Sat Apr 3 05:17:36 EDT 2010

Patrick Maupin wrote:

> On Apr 2, 4:32 pm, Peter Otten <__pete... at web.de> wrote:
> 
>> _split = re.compile(r"(\d+)").split
>> def split(s):
>>     if not s:
>>         return ()
>>     parts = _split(s)
>>     parts[1::2] = map(int, parts[1::2])

       # because s is non-empty parts contains at least one
       # item != "", and parts[x] below cannot fail with an
       # IndexError
>>     if parts[-1] == "":
>>         del parts[-1]
>>     if parts[0] == "":
>>         del parts[0]
>>     return tuple(parts)
>>
> 
> That's certainly faster than a list comprehension (at least on long
> lists), but it might be a little obscure why the "if not s:" is
> needed, 

The function is small; with a test suite covering the corner cases and 
perhaps a comment* nothing should go wrong.
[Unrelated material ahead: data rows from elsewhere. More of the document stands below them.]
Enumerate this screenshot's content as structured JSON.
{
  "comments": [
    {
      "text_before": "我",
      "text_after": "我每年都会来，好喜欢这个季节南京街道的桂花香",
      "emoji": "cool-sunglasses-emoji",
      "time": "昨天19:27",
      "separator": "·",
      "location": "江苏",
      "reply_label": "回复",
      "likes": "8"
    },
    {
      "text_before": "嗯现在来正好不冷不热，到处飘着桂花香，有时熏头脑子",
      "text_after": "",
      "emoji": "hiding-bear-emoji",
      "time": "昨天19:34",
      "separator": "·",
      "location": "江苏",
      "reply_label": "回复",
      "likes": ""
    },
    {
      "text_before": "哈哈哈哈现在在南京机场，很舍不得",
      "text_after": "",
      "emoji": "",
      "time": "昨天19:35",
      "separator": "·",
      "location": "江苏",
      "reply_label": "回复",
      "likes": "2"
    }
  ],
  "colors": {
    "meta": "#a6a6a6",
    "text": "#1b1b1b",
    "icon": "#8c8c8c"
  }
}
(*) you can certainly improve on my attempt

> so unless Thomas has a really long result list, he might want
> to just keep the list comprehension, which is (IMO) very readable.

Generally speaking performing tests of which you know they can't fail can 
confuse the reader just as much as tests with unobvious interdependencies.

> Alternatively, this is halfway between the previous example and the
> list comprehension:
> 
> _split = re.compile(r"(\d+)").split
> def split(s):
>     parts = _split(s)
>     parts[1::2] = map(int, parts[1::2])
>     for index in (-1, 0):
>         if parts and parts[index] == "":
>             del parts[index]
>     return tuple(parts)

I don't think that this is similar to the list comprehension approach 
because it only tests the first and the last item instead of the whole list.
Both variants should therefore perform equally well for all but the empty 
string argument. If that is a theoretical case you are free to choose the 
more readable variant.

Peter